A posição do capitalismo neoliberal em crise, hoje, não é dúbia: é de arrancar mais, buscar mais, arrasar mais, consumir mais da Terra em sua tentativa de recuperação. Devemos nos preparar para enfrentar com muita luta novos desdobramentos das crises climática, energética, e hídrica, com cada vez mais crimes como o de Brumadinho e Mariana, com o afrouxamento das leis ambientais e trabalhistas associado ao avanço das políticas de austeridade.

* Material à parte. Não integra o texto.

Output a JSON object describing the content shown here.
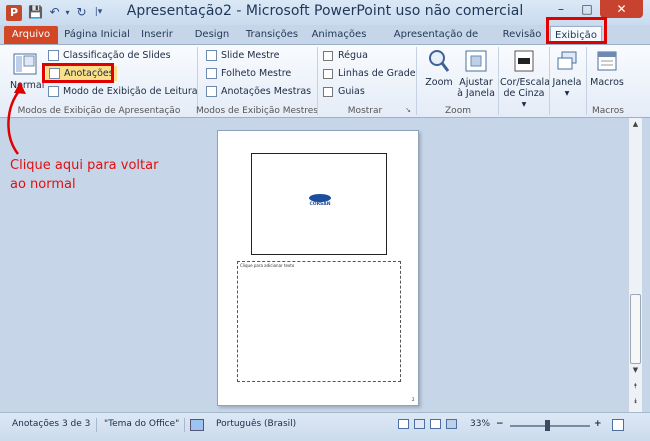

É necessário exigir reparação imediata das perdas possíveis de serem reparadas, que a Vale e os diretores responsáveis sejam responsabilizados criminalmente que sejam pagas indenizações plenas aos atingidos, e que o meio ambiente seja recuperado o mais rápido possível. A Vale tem que ser reestatizada, sob o controle e gestão democrática dos trabalhadores. A população local tem que ter direito de vetar projetos como esses, que potencialmente pode devastar a terra onde vivem. Recursos naturais não podem ser deixados nas mãos do capitalismo predatório, e um sistema de reciclagem efetivo tem que ser implementado para minimizar a necessidade de nova extração. Mas é preciso, também, entender os limites desse sistema em garantir qualquer justiça para quaisquer dos afetados, e assumir para nós essa luta.

Ecossocialismo ou barbárie!

O crime de Brumadinho são vários: a morte dos rios e das florestas, o envenenamento dos solos e das águas, a vitimização imediata de milhares de trabalhadores, e indireta de muitos mais. É preciso construir a luta organizada pela sobrevivência do nosso planeta como pauta transversal de todas as lutas dos trabalhadores. Tratar disso é, de fato, tratar da nossa sobrevivência, de quanto valem nossas vidas. O projeto que produz o governo Bolsonaro e seus ataques ao povo trabalhador é o mesmo que produz os desastres de Mariana e de Brumadinho. Uma alternativa ecossocialista é o único caminho!